Originally Posted by

**Latvija13** I'm having a hard time using:

$\displaystyle f'(a)=\lim_{x \to a}\dfrac{f(x)-f(a)}{x-a}$

to find the derivative of $\displaystyle f(x)=x^2-8x+9$

I need to do it using $\displaystyle f'(a)=\lim_{h \to 0}\dfrac{f(a+h)-f(a)}{h}$

and the other way. I did fine finding it with the second method and came up with $\displaystyle f'(a) = 2a-8$

Here is the order that I've tried this with the first method.
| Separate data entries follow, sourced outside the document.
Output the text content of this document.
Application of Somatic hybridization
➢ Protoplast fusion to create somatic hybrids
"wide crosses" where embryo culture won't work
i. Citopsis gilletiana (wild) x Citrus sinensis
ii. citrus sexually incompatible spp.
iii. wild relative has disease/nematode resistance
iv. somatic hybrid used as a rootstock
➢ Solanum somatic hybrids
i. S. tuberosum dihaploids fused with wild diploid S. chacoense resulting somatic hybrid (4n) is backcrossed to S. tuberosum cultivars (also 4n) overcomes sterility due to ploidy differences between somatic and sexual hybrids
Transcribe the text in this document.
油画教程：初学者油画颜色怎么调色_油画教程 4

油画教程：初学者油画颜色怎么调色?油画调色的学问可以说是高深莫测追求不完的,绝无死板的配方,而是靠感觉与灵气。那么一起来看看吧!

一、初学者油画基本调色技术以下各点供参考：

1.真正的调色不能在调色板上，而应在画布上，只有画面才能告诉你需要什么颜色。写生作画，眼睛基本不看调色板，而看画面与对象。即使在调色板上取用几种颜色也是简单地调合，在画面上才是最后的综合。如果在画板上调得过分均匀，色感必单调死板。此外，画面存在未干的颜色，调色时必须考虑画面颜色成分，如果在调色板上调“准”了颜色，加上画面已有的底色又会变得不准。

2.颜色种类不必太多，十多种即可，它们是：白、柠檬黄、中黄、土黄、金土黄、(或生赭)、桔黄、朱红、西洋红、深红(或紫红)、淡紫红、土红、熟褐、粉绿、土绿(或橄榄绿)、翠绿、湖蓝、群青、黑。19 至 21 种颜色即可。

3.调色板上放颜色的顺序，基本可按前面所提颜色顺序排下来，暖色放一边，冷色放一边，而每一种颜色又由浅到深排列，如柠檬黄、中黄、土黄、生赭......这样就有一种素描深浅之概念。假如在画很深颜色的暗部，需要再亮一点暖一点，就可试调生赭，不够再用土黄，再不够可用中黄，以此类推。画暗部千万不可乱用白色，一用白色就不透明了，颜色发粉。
$\displaystyle f'(a)=\lim_{x \to a}\dfrac{x^2-8x+9-(a^2-8a+9)}{x-a}$

$\displaystyle =\lim_{x \to a}\dfrac{x^2-8x+9-a^2-8a+9}{x-a}$ Your mistake is here

$\displaystyle =\lim_{x \to a}\dfrac{x^2-8x-a^2+8a}{x-a}$

$\displaystyle =\lim_{x \to a}\dfrac{x(x-8)-a(a+8)}{x-a}$

I'm not sure what to do at this point. Did I mess up and can some how use factor by grouping and then cancel out (x-a) and use substitution to get my derivative?